I couldn't find the book for a while. Sorry. On the bright side, I've clean forgotten the first seven chapters of The Awakened Heart, which should make this blog post more fun to write.
Sophie's upset because her husband (whose long Dutch name I've forgotten) was spotted with an attractive woman in his car. Because Betts heroines are always stupid about these things, she immediately assumes the worst, and hops on a bus to go home.
Her husband (Rijk! That's his name!) picks her up at the bus stop, without mentioning the Mysterious Woman, and drops her off at home. He tells her he has a meeting, and that she shouldn't wait up. Chillingly, both he and Sophie understand that his "don't wait up" isn't a polite phrase, it's a directive (p. 153: "She went to bed early because he had made it clear that he didn't expect to see her when he got home").
The next day Rijk gives her a cheque-book that shows how large her quarterly allowance is. She's shocked, but he makes it clear that she can't be seen too often in the same dress. What happened to having a good, serviceable wardrobe?
Sophie feeds the dog chocolate!

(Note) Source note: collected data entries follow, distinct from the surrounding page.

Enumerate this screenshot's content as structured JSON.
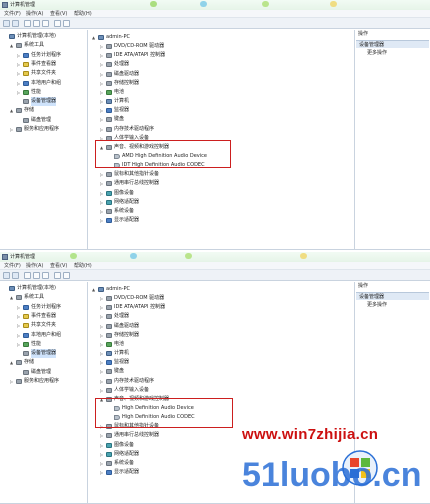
{
  "window": {
    "title": "计算机管理",
    "menu": [
      "文件(F)",
      "操作(A)",
      "查看(V)",
      "帮助(H)"
    ]
  },
  "left_tree": [
    {
      "label": "计算机管理(本地)",
      "icon": "computer-management-icon",
      "expander": "",
      "level": 0,
      "selected": false
    },
    {
      "label": "系统工具",
      "icon": "tools-icon",
      "expander": "▲",
      "level": 1,
      "selected": false
    },
    {
      "label": "任务计划程序",
      "icon": "task-scheduler-icon",
      "expander": "▷",
      "level": 2,
      "selected": false
    },
    {
      "label": "事件查看器",
      "icon": "event-viewer-icon",
      "expander": "▷",
      "level": 2,
      "selected": false
    },
    {
      "label": "共享文件夹",
      "icon": "shared-folder-icon",
      "expander": "▷",
      "level": 2,
      "selected": false
    },
    {
      "label": "本地用户和组",
      "icon": "users-icon",
      "expander": "▷",
      "level": 2,
      "selected": false
    },
    {
      "label": "性能",
      "icon": "performance-icon",
      "expander": "▷",
      "level": 2,
      "selected": false
    },
    {
      "label": "设备管理器",
      "icon": "device-manager-icon",
      "expander": "",
      "level": 2,
      "selected": true
    },
    {
      "label": "存储",
      "icon": "storage-icon",
      "expander": "▲",
      "level": 1,
      "selected": false
    },
    {
      "label": "磁盘管理",
      "icon": "disk-management-icon",
      "expander": "",
      "level": 2,
      "selected": false
    },
    {
      "label": "服务和应用程序",
      "icon": "services-icon",
      "expander": "▷",
      "level": 1,
      "selected": false
    }
  ],
  "device_tree_top": [
    {
      "label": "admin-PC",
      "icon": "computer-icon",
      "expander": "▲",
      "level": 0
    },
    {
      "label": "DVD/CD-ROM 驱动器",
      "icon": "dvd-drive-icon",
      "expander": "▷",
      "level": 1
    },
    {
      "label": "IDE ATA/ATAPI 控制器",
      "icon": "ide-controller-icon",
      "expander": "▷",
      "level": 1
    },
    {
      "label": "处理器",
      "icon": "processor-icon",
      "expander": "▷",
      "level": 1
    },
    {
      "label": "磁盘驱动器",
      "icon": "disk-drive-icon",
      "expander": "▷",
      "level": 1
    },
    {
      "label": "存储控制器",
      "icon": "storage-controller-icon",
      "expander": "▷",
      "level": 1
    },
    {
      "label": "电池",
      "icon": "battery-icon",
      "expander": "▷",
      "level": 1
    },
    {
      "label": "计算机",
      "icon": "computer-icon",
      "expander": "▷",
      "level": 1
    },
    {
      "label": "监视器",
      "icon": "monitor-icon",
      "expander": "▷",
      "level": 1
    },
    {
      "label": "键盘",
      "icon": "keyboard-icon",
      "expander": "▷",
      "level": 1
    },
    {
      "label": "内存技术驱动程序",
      "icon": "memory-icon",
      "expander": "▷",
      "level": 1
    },
    {
      "label": "人体学输入设备",
      "icon": "hid-icon",
      "expander": "▷",
      "level": 1
    },
    {
      "label": "声音、视频和游戏控制器",
      "icon": "sound-controller-icon",
      "expander": "▲",
      "level": 1
    },
    {
      "label": "AMD High Definition Audio Device",
      "icon": "speaker-icon",
      "expander": "",
      "level": 2
    },
    {
      "label": "IDT High Definition Audio CODEC",
      "icon": "speaker-icon",
      "expander": "",
      "level": 2
    },
    {
      "label": "鼠标和其他指针设备",
      "icon": "mouse-icon",
      "expander": "▷",
      "level": 1
    },
    {
      "label": "通用串行总线控制器",
      "icon": "usb-icon",
      "expander": "▷",
      "level": 1
    },
    {
      "label": "图像设备",
      "icon": "imaging-device-icon",
      "expander": "▷",
      "level": 1
    },
    {
      "label": "网络适配器",
      "icon": "network-adapter-icon",
      "expander": "▷",
      "level": 1
    },
    {
      "label": "系统设备",
      "icon": "system-device-icon",
      "expander": "▷",
      "level": 1
    },
    {
      "label": "显示适配器",
      "icon": "display-adapter-icon",
      "expander": "▷",
      "level": 1
    }
  ],
  "device_tree_bottom": [
    {
      "label": "admin-PC",
      "icon": "computer-icon",
      "expander": "▲",
      "level": 0
    },
    {
      "label": "DVD/CD-ROM 驱动器",
      "icon": "dvd-drive-icon",
      "expander": "▷",
      "level": 1
    },
    {
      "label": "IDE ATA/ATAPI 控制器",
      "icon": "ide-controller-icon",
      "expander": "▷",
      "level": 1
    },
    {
      "label": "处理器",
      "icon": "processor-icon",
      "expander": "▷",
      "level": 1
    },
    {
      "label": "磁盘驱动器",
      "icon": "disk-drive-icon",
      "expander": "▷",
      "level": 1
    },
    {
      "label": "存储控制器",
      "icon": "storage-controller-icon",
      "expander": "▷",
      "level": 1
    },
    {
      "label": "电池",
      "icon": "battery-icon",
      "expander": "▷",
      "level": 1
    },
    {
      "label": "计算机",
      "icon": "computer-icon",
      "expander": "▷",
      "level": 1
    },
    {
      "label": "监视器",
      "icon": "monitor-icon",
      "expander": "▷",
      "level": 1
    },
    {
      "label": "键盘",
      "icon": "keyboard-icon",
      "expander": "▷",
      "level": 1
    },
    {
      "label": "内存技术驱动程序",
      "icon": "memory-icon",
      "expander": "▷",
      "level": 1
    },
    {
      "label": "人体学输入设备",
      "icon": "hid-icon",
      "expander": "▷",
      "level": 1
    },
    {
      "label": "声音、视频和游戏控制器",
      "icon": "sound-controller-icon",
      "expander": "▲",
      "level": 1
    },
    {
      "label": "High Definition Audio Device",
      "icon": "speaker-icon",
      "expander": "",
      "level": 2
    },
    {
      "label": "High Definition Audio CODEC",
      "icon": "speaker-icon",
      "expander": "",
      "level": 2
    },
    {
      "label": "鼠标和其他指针设备",
      "icon": "mouse-icon",
      "expander": "▷",
      "level": 1
    },
    {
      "label": "通用串行总线控制器",
      "icon": "usb-icon",
      "expander": "▷",
      "level": 1
    },
    {
      "label": "图像设备",
      "icon": "imaging-device-icon",
      "expander": "▷",
      "level": 1
    },
    {
      "label": "网络适配器",
      "icon": "network-adapter-icon",
      "expander": "▷",
      "level": 1
    },
    {
      "label": "系统设备",
      "icon": "system-device-icon",
      "expander": "▷",
      "level": 1
    },
    {
      "label": "显示适配器",
      "icon": "display-adapter-icon",
      "expander": "▷",
      "level": 1
    }
  ],
  "actions_pane": {
    "header": "操作",
    "section": "设备管理器",
    "more_actions": "更多操作"
  },
  "watermark": {
    "site": "www.win7zhijia.cn",
    "logo_text": "51luobo.cn"
  },
  "colors": {
    "highlight": "#cc1f1f",
    "selection": "#cfe3fb",
    "watermark_red": "#cc1010",
    "watermark_blue": "#2a6fd6"
  }
}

Surely that's not good for him? More to the point, "he expected it", so clearly he's in the habit of eating it. Aren't these people medical professionals?
This is a killing-time chapter. Sophie spends it puttering around the house and village, feeding the dog chocolate, and saving a small child from a freezing lake. Actually, she does no such thing - she sees that he's in there, goes in there herself, and sends the dog to Rijk for help. Good thing the chocolate hadn't made the dog too sick to move. After her recovery, she hears Rijk on the phone, talking to Irena about dinner that evening (Irena will, of course, turn out to be the woman in the car) .
The most interesting thing in the chapter is a revelation from Rauke, the manservant, that he and Rijk's father were in the underground resistance together during WWII.